Children’s toys? Excessive amounts of lead, choking hazards, no robustness, and I believe past news articles have also pointed out the existence of PCBs in baby pacifiers ….
Children’s furniture? How about excessive amounts of lead, cadmium, chromium and other heavy metals?
Milk powder? Don’t get me started!
Fruits and vegetables? Mel.a.mine
Pet food? Say no more.
Fresh pork? Chemical additives (clenobuterol hydrochloride has been mentioned). In case you were wondering what clenobuterol hydrochloride actually is, Now Public helpfully informs us that:
[T]he public brand name for this chemical is Spriropent. The article advises that the drug stays in your system for days. Not only that, it accelerates your heart rate.
It’s used in some Chinese pig farms to fatten the animals for sale, which translates into higher profits, since each pig gains 1 kilogram of weight per day. The higher profits come to around 275% !
So we’re left with tales such as that of mother, Wang Ting, who has to travel to Hong Kong to buy US-branded baby milk formula because she has “no confidence” in domestic brands. I don’t blame her. How long will it take, I wonder, for the global tide to turn against China on this? It isn’t just one thing that they manufacture badly; it’s a whole range of goods and food across the entire spectrum of life. The Chinese have always had a reputation for being the money-hungry hustlers of Asia — loan sharks in Malaysia, for example, are called by the nickname “Ah Long” from the Cantonese — interested more in profit than quality, and the unbroken stream of horror stories about modern Chinese goods and foods doesn’t help in countering such a stereotypic image.
The problem is, citizen reluctance to one side, while China finds ready markets for its frankly dangerous goods, nothing is going to change. So I’m just going to have to read those labels, and question the sources, a bit more carefully when I shop. And you’d do well to do the same.






3 comments
Back in the days of yore, while still in university, I worked for a Chinese import company and time and again I said to the people who ran the place that no matter how cheap the tat was, they would get no repeat customers because it was so inexcusably low quality. And don’t even get me started on the epic arguments we have with health and safety and trading standards (or the somewhat… cavalier attitude towards intellectual property). In a depressingly short amount of time, no-one would take their products even if you gave them away
In the end this is one time when i think the market may actually enforce change (oh gods, tell me I didn’t just endorse the market as a self-regulator!) as more and more countries strictly regulate Chinese imports (and too late at that!) and more people – in China and elsewhere – follow Wang Ting’s example. low price isn’t worth risking your baby’s life over.
But how many people will be hurt while the “market” gets round to forcing increased quality?
Unfortunately (or fortunately, if you really don’t want to endorse Teh Market as self-regulatory in nature), you’re contradicting your own point, Sparky. You say, “Back in the days of yore….”. So, I’m assuming that this was more than a week ago? A month ago? A few years ago? Maybe the Chinese import company you worked for doesn’t exist any more, but I’m sure that others sprang up in its place. So, we have Chinese imports existing for years and people still buying it.
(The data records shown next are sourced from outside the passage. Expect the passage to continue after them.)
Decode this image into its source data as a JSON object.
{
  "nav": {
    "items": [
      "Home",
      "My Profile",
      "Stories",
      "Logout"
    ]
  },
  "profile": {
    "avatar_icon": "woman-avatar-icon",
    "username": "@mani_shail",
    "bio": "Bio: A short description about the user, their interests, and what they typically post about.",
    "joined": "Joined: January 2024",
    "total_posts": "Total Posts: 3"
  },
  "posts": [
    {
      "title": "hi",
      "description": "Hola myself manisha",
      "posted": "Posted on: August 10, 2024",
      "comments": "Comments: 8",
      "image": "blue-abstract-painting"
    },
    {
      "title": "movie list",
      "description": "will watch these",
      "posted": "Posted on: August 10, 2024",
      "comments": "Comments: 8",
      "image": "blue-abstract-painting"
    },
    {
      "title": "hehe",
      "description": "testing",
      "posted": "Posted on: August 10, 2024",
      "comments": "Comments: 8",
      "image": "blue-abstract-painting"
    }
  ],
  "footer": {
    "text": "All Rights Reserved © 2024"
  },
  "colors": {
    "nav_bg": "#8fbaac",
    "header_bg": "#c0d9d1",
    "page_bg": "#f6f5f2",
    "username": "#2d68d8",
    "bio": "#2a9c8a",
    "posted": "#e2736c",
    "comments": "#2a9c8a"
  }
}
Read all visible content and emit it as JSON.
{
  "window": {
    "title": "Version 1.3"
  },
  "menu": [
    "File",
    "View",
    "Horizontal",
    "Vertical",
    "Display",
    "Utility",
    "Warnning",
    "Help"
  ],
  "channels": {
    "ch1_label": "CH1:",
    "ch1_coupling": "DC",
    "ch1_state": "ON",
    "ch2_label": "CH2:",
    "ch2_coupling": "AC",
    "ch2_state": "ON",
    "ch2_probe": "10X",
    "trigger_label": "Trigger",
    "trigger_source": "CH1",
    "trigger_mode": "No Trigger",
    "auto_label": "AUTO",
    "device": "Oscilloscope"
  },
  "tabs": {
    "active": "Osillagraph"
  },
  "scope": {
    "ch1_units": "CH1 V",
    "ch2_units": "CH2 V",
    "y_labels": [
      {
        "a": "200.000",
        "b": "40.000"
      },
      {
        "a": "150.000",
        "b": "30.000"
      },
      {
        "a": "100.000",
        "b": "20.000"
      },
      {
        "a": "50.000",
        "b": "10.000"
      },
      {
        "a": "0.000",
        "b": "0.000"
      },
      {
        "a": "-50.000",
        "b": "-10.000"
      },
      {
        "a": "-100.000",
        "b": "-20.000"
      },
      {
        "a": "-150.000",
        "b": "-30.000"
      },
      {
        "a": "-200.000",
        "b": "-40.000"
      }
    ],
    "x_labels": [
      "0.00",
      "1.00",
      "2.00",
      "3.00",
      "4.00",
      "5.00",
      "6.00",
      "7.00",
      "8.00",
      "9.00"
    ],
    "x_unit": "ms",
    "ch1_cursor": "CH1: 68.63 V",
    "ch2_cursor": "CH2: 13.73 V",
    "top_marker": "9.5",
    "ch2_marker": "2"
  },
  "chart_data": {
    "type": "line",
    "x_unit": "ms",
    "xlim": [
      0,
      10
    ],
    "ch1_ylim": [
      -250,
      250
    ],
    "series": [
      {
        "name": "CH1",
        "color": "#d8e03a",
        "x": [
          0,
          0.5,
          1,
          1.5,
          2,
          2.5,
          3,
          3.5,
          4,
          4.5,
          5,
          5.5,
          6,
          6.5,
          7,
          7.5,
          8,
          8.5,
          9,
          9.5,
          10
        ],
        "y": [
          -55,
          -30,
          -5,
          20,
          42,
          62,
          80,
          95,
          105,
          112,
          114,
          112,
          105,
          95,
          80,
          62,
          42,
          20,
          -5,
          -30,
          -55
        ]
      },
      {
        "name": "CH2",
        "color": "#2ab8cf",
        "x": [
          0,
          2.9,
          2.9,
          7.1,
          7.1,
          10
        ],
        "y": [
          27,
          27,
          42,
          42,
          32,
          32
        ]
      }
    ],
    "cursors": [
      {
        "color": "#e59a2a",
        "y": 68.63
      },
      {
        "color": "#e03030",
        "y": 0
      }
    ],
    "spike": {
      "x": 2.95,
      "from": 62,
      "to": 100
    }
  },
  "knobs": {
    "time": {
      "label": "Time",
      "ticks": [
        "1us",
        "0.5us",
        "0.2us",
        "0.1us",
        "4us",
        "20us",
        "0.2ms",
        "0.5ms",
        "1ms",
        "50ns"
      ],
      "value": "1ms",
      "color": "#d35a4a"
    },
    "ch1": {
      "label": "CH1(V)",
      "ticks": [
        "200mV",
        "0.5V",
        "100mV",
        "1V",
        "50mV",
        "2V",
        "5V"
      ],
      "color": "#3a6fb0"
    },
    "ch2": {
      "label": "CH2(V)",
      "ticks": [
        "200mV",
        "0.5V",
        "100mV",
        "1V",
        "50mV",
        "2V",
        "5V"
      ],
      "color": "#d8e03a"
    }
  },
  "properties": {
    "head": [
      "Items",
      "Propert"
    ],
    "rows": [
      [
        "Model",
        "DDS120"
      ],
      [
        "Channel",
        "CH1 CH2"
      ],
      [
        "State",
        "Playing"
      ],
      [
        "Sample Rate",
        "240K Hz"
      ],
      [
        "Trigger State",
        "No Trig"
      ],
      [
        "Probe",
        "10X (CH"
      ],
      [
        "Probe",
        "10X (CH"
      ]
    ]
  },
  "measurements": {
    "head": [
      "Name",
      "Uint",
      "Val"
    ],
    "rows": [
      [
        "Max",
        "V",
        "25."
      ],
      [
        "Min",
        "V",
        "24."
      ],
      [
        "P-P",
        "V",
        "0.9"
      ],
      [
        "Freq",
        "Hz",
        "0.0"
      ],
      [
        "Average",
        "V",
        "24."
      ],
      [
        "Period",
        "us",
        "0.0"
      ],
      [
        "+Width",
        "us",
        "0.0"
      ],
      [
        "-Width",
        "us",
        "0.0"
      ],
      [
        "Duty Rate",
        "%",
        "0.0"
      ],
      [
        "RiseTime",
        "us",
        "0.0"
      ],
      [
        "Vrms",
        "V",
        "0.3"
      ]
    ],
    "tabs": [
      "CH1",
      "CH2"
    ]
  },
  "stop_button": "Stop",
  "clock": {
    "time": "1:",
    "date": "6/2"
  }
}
This concept isn’t a new one, of course. Harlan Ellison wrote a short story about it. About people who just built Well Built Things. Like a chair that was functional, and beautiful, and sturdy. And, by the end of story, the builder of those chairs is dead broke because he realises that most people don’t want that.
The Market, of course, is not self-regulatory (note the fact that it takes regulation –that free-market bugbear — to stop shoddy widgets entering any given country), and we’ve had years and years to wait for it to act. And it hasn’t yet.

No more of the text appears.